Пафос науки, состоявший в том, чтоб исследовать и покорить природу, сменяется пафосом конструирования новой природы, что осуществляется на наших глазах посредством технологий. Методология конструктивизма – тот мостик между наукой и технологиями, который позволяет понять одно из другого. Генезис интернет-технологий и эмансипационной идеологии молодежных бунтов 60-х неплохо исследован, в частности, этому посвятили работы М. Кастельс и Дж. Ланье. Естественно, первейшими ресурсами активистов Майдана оказались интернет и социальные сети, их технологическая продвинутость показала себя как их неопровержимое преимущество.
Сетевые структуры интернета становятся образцом той новой арены деятельности, в которой, возможно, и будет по преимуществу разворачиваться социализация человека. Впечатляет, насколько свободнее человек, вовлеченный в работу сети, по сравнению с тем, кто подчинен тяжеловесным иерархиям государств. Сети показали себя как эффективные и в средах, далеких от молодежных субкультур – в китайских и арабских диаспорах, в сетевом маркетинге. Роль волонтерства – а это, безусловно, сетевые структуры – в победе Майдана и защите восточных рубежей, пожалуй, ключевая.
Бунт против власти институций над человеком, развернувшийся в 60-е, не мог победить, потому что не было сформировано альтернативное представление о новых формах социальности.
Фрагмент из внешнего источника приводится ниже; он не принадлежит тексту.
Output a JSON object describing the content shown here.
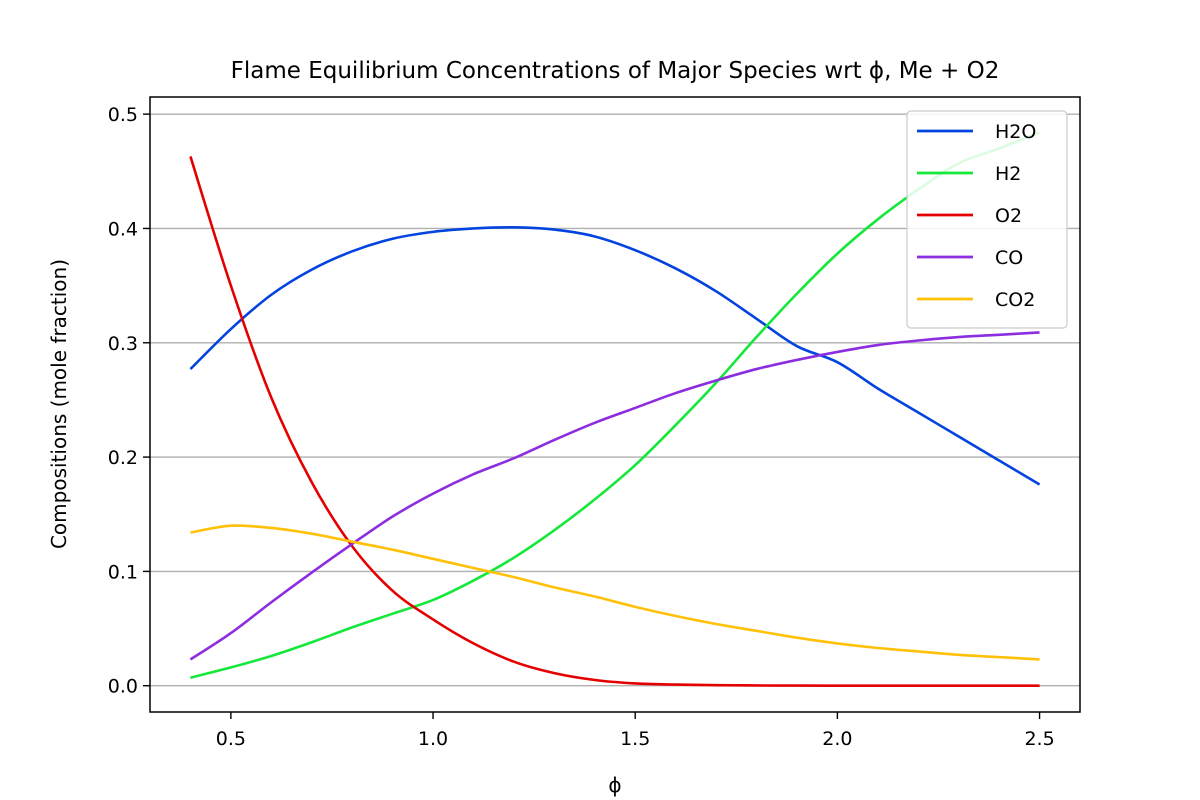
{
  "chart_data": {
    "type": "line",
    "title": "Flame Equilibrium Concentrations of Major Species wrt ϕ, Me + O2",
    "xlabel": "ϕ",
    "ylabel": "Compositions (mole fraction)",
    "xlim": [
      0.3,
      2.6
    ],
    "ylim": [
      -0.023,
      0.515
    ],
    "xticks": [
      0.5,
      1.0,
      1.5,
      2.0,
      2.5
    ],
    "xtick_labels": [
      "0.5",
      "1.0",
      "1.5",
      "2.0",
      "2.5"
    ],
    "yticks": [
      0.0,
      0.1,
      0.2,
      0.3,
      0.4,
      0.5
    ],
    "ytick_labels": [
      "0.0",
      "0.1",
      "0.2",
      "0.3",
      "0.4",
      "0.5"
    ],
    "grid": "horizontal",
    "legend_position": "top-right",
    "x": [
      0.4,
      0.5,
      0.6,
      0.7,
      0.8,
      0.9,
      1.0,
      1.1,
      1.2,
      1.3,
      1.4,
      1.5,
      1.6,
      1.7,
      1.8,
      1.9,
      2.0,
      2.1,
      2.2,
      2.3,
      2.4,
      2.5
    ],
    "series": [
      {
        "name": "H2O",
        "color": "#0343df",
        "values": [
          0.277,
          0.312,
          0.342,
          0.364,
          0.38,
          0.391,
          0.397,
          0.4,
          0.401,
          0.399,
          0.393,
          0.381,
          0.365,
          0.345,
          0.321,
          0.297,
          0.283,
          0.26,
          0.239,
          0.218,
          0.197,
          0.176
        ]
      },
      {
        "name": "H2",
        "color": "#15e83a",
        "values": [
          0.007,
          0.016,
          0.026,
          0.038,
          0.051,
          0.063,
          0.075,
          0.092,
          0.112,
          0.136,
          0.163,
          0.193,
          0.228,
          0.265,
          0.305,
          0.343,
          0.378,
          0.408,
          0.434,
          0.457,
          0.47,
          0.484
        ]
      },
      {
        "name": "O2",
        "color": "#e50000",
        "values": [
          0.463,
          0.35,
          0.252,
          0.178,
          0.122,
          0.083,
          0.058,
          0.037,
          0.021,
          0.011,
          0.005,
          0.002,
          0.001,
          0.0005,
          0.0002,
          0.0001,
          0.0,
          0.0,
          0.0,
          0.0,
          0.0,
          0.0
        ]
      },
      {
        "name": "CO",
        "color": "#8c2ee0",
        "values": [
          0.023,
          0.046,
          0.073,
          0.099,
          0.124,
          0.148,
          0.168,
          0.185,
          0.199,
          0.215,
          0.23,
          0.243,
          0.256,
          0.267,
          0.277,
          0.285,
          0.292,
          0.298,
          0.302,
          0.305,
          0.307,
          0.309
        ]
      },
      {
        "name": "CO2",
        "color": "#ffc107",
        "values": [
          0.134,
          0.14,
          0.138,
          0.133,
          0.126,
          0.119,
          0.111,
          0.103,
          0.095,
          0.086,
          0.078,
          0.069,
          0.061,
          0.054,
          0.048,
          0.042,
          0.037,
          0.033,
          0.03,
          0.027,
          0.025,
          0.023
        ]
      }
    ]
  }
}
Но это стало возможным параллельно с наращиванием технологических «мышц». Недавние «твиттер-революции», вспыхнувшие в арабском мире, казалось бы, обладали и тем и другим – но не третьим, решающим фактором: а это представление о новом горизонте эмансипации и конструктивистское осмысление динамики перемен. Если украинцам удастся предъявить и то, и другое, и третье, – новая идентичность станет стратой и изменит мир «под себя».